On Sat, 29 Nov 2014 11:33:01 +0000 (GMT), "Dave Plowman (News)"
wrote:

In article ,
Andrew Gabriel wrote:
I'd recommend this too. Makers tend to lie through their teeth when
giving light levels from the latest whizz bang technology.

Make sure you run a lamp for 100 hours before measuring.

Thought that was to allow a CFL to achieve full level on a cold day? ;-)

I saw the smiley but Andrew was referring to the fact that a low
pressure mercury vapor discharge fluorescent tube starts off at around
a 110% of its 'design lumens' before swiftly dropping down to 100%
during the first thousand hours or so of an 8 to 16 thousand hour
design life when the output will have dropped to something like 80%
before the drop is considered to be end of life.

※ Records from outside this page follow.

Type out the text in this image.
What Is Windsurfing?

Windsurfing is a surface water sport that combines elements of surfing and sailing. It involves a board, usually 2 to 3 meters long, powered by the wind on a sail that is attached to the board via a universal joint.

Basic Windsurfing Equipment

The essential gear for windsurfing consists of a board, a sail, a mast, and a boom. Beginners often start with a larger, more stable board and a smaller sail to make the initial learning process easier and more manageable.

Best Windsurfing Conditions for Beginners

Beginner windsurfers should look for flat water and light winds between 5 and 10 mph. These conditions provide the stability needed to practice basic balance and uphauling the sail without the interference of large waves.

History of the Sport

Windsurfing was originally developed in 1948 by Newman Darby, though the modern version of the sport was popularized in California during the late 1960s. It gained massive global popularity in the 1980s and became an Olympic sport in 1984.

The light output plotted against time follows an exponential curve
where most of the initial drop to 105% takes place in the first
hundred hours or so. The mechanism for the loss of efficacy in such
lamps, istr, is largely to do with mercury argon 'poisening' of the
fluorescent coating.

White LED lamps which use a blue LED to excite the phosphor coating
must also suffer some loss of efficacy in the flourescent material
used but, with lifetime ratings typically in the 30 to 50 thousand
hour range, the rate at which the efficacy of the phosphor coating
drops must be far lower than in the case of a mercury vapour
fluorescent, presumably on account of the lack of such a 'poisening'
mechanism.


Some lamp technologies are slightly brighter when brand new.

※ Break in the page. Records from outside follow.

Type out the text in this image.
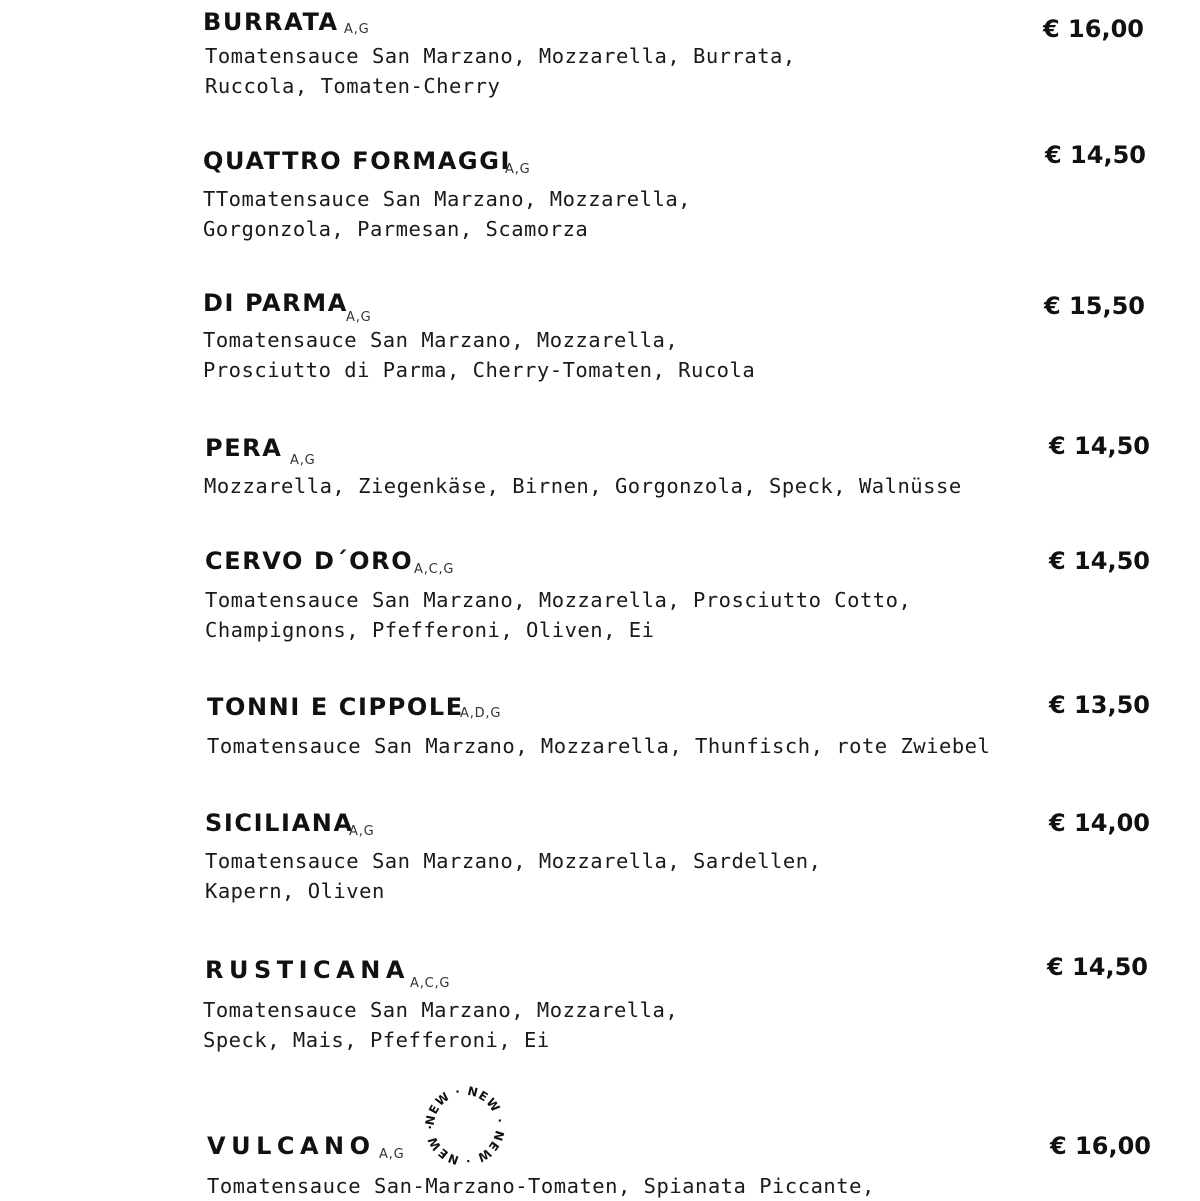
BURRATA A,G	€ 16,00
Tomatensauce San Marzano, Mozzarella, Burrata,
Ruccola, Tomaten-Cherry
QUATTRO FORMAGGI
A,G
€ 14,50
TTomatensauce San Marzano, Mozzarella,
Gorgonzola, Parmesan, Scamorza
DI PARMA
A,G	€ 15,50
Tomatensauce San Marzano, Mozzarella,
Prosciutto di Parma, Cherry-Tomaten, Rucola
PERA A,G
€ 14,50
Mozzarella, Ziegenkäse, Birnen, Gorgonzola, Speck, Walnüsse
CERVO D´ORO A,C,G	€ 14,50
Tomatensauce San Marzano, Mozzarella, Prosciutto Cotto,
Champignons, Pfefferoni, Oliven, Ei
TONNI E CIPPOLE
A,D,G	€ 13,50
Tomatensauce San Marzano, Mozzarella, Thunfisch, rote Zwiebel
SICILIANA
A,G	€ 14,00
Tomatensauce San Marzano, Mozzarella, Sardellen,
Kapern, Oliven
RUSTICANA A,C,G
€ 14,50
Tomatensauce San Marzano, Mozzarella,
Speck, Mais, Pfefferoni, Ei
VULCANO A,G	€ 16,00
Tomatensauce San-Marzano-Tomaten, Spianata Piccante,
NEW · NEW · NEW · NEW ·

Yeah, fluorescent lamps as described above.

All lamp technologies slowly get dimmer with age, so you will get a
misleading reading if you compare one newish lamp with one near end
of life.

That's true enough. I think the least effected by ageing during their
rated lifetimes are the standard gas filled tungsten filament lamps,
particularly when burning 'cap up' in pendant fittings.

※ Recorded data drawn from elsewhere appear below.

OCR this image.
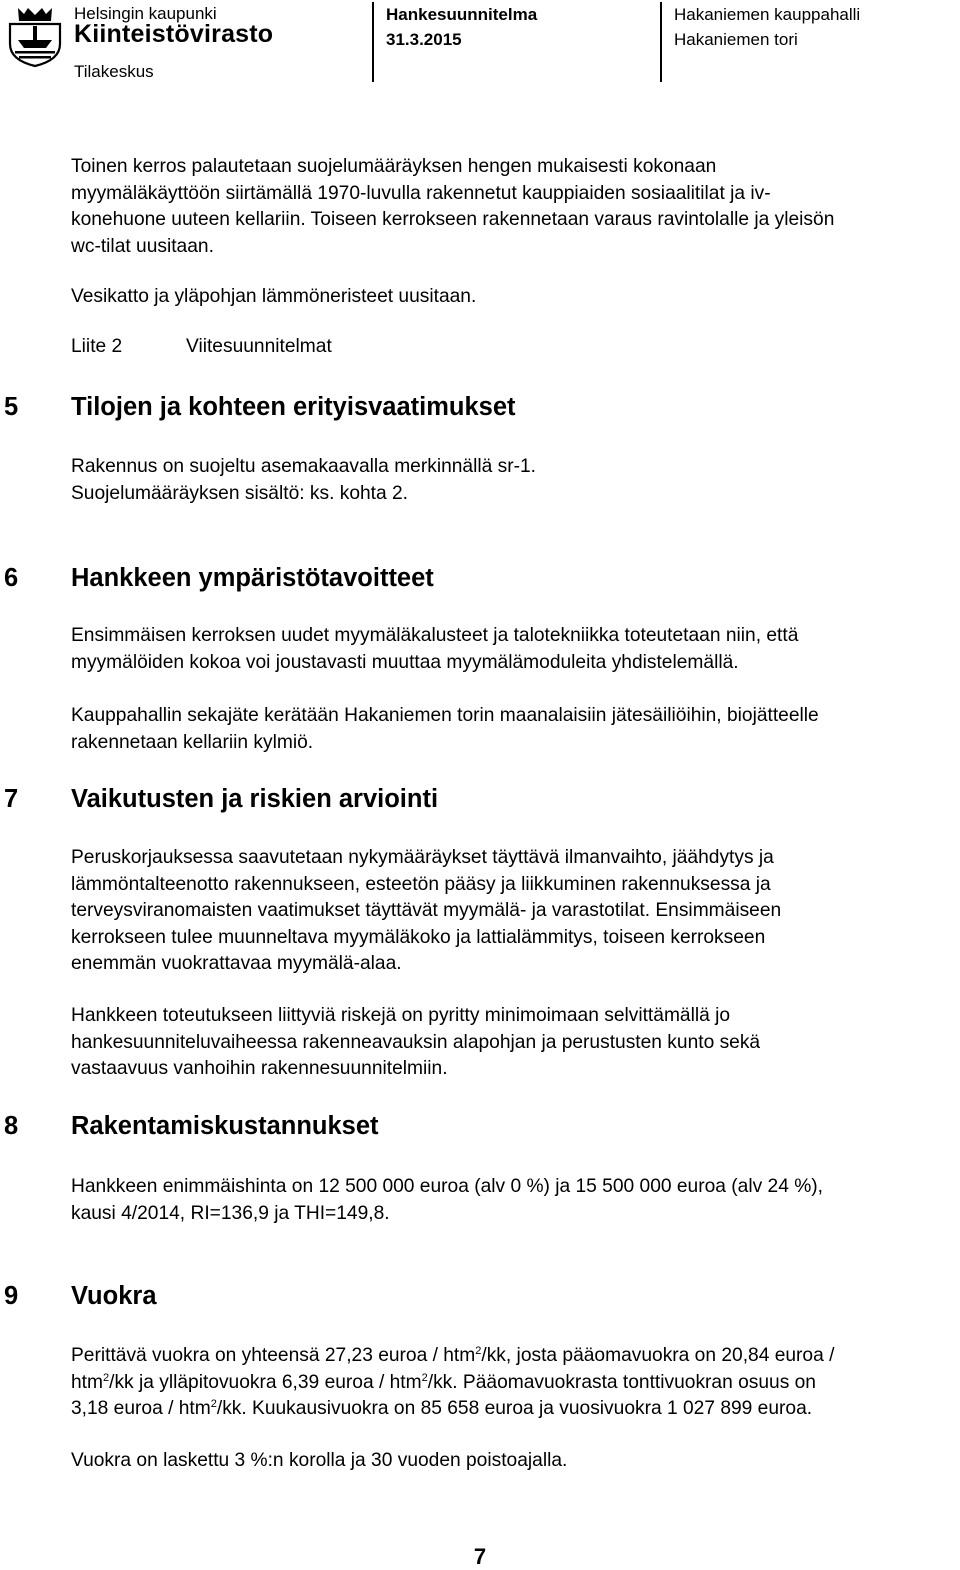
Helsingin kaupunki
Kiinteistövirasto
Tilakeskus
Hankesuunnitelma
31.3.2015
Hakaniemen kauppahalli
Hakaniemen tori

Toinen kerros palautetaan suojelumääräyksen hengen mukaisesti kokonaan

myymäläkäyttöön siirtämällä 1970-luvulla rakennetut kauppiaiden sosiaalitilat ja iv-

konehuone uuteen kellariin. Toiseen kerrokseen rakennetaan varaus ravintolalle ja yleisön

wc-tilat uusitaan.

Vesikatto ja yläpohjan lämmöneristeet uusitaan.
Liite 2	Viitesuunnitelmat
5 Tilojen ja kohteen erityisvaatimukset

Rakennus on suojeltu asemakaavalla merkinnällä sr-1.

Suojelumääräyksen sisältö: ks. kohta 2.

6 Hankkeen ympäristötavoitteet

Ensimmäisen kerroksen uudet myymäläkalusteet ja talotekniikka toteutetaan niin, että

myymälöiden kokoa voi joustavasti muuttaa myymälämoduleita yhdistelemällä.

Kauppahallin sekajäte kerätään Hakaniemen torin maanalaisiin jätesäiliöihin, biojätteelle

rakennetaan kellariin kylmiö.

7 Vaikutusten ja riskien arviointi

Peruskorjauksessa saavutetaan nykymääräykset täyttävä ilmanvaihto, jäähdytys ja

lämmöntalteenotto rakennukseen, esteetön pääsy ja liikkuminen rakennuksessa ja

terveysviranomaisten vaatimukset täyttävät myymälä- ja varastotilat. Ensimmäiseen

kerrokseen tulee muunneltava myymäläkoko ja lattialämmitys, toiseen kerrokseen

enemmän vuokrattavaa myymälä-alaa.

Hankkeen toteutukseen liittyviä riskejä on pyritty minimoimaan selvittämällä jo

hankesuunniteluvaiheessa rakenneavauksin alapohjan ja perustusten kunto sekä

vastaavuus vanhoihin rakennesuunnitelmiin.

8 Rakentamiskustannukset

Hankkeen enimmäishinta on 12 500 000 euroa (alv 0 %) ja 15 500 000 euroa (alv 24 %),

kausi 4/2014, RI=136,9 ja THI=149,8.

9 Vuokra

Perittävä vuokra on yhteensä 27,23 euroa / htm$^2$/kk, josta pääomavuokra on 20,84 euroa /

htm$^2$/kk ja ylläpitovuokra 6,39 euroa / htm$^2$/kk. Pääomavuokrasta tonttivuokran osuus on

3,18 euroa / htm$^2$/kk. Kuukausivuokra on 85 658 euroa ja vuosivuokra 1 027 899 euroa.

Vuokra on laskettu 3 %:n korolla ja 30 vuoden poistoajalla.
7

I haven't seen any lifetime light output plots for phosphor coated
blue LED lamps but I assume these are also based on the 80% of design
lumens end of life criterium.

When I did my comparison test using a digital camera, comparing a 12W
LED against an existing 20W CFL, I felt pretty confident that the CFL
had only clocked up 1 or 2 thousand hours so was within a percent or
two of its design lumen output. I took care to allow the lamp to
thoroughly warm up to its final steady state operating temperature (10
minutes or so warm up time). The only "unknown" in this case being how
much brighter than design lumens a factor, if any, applies to such LED
lamps.

Since the old CFL has been put to one side, I can repeat the
comparison say every 6 months or so and look for such an initial lumen
efficacy drop mechanism in the LED lamp (the unused CFL should provide
a constant reference source to ensure meaningful results).

Another thing to bear in mind with modern LED lamps (apart from the
effect of colour temperature on the efficacy of its lumen ouptut
rating) is the tungsten filament lamp type used as the comparison
reference.

For example, you may see them compared to a "60W 810 lumen" tungsten
filament lamp. This is only true for the American 117v 750 hour rated
incandescent GLS lamp which is equivilent to a 75W 1000 hour 240v
tungsten filament GLS lamp, not a commonly available lamp size here in
the UK.

As it happens for once, a difference that makes the efficiency
improvement of LED based lamps over the 220 and 240 volt tungsten
filament GLS lamps used here and in Europe even greater than that
experienced by our Yankee cousins. :-)
--
J B Good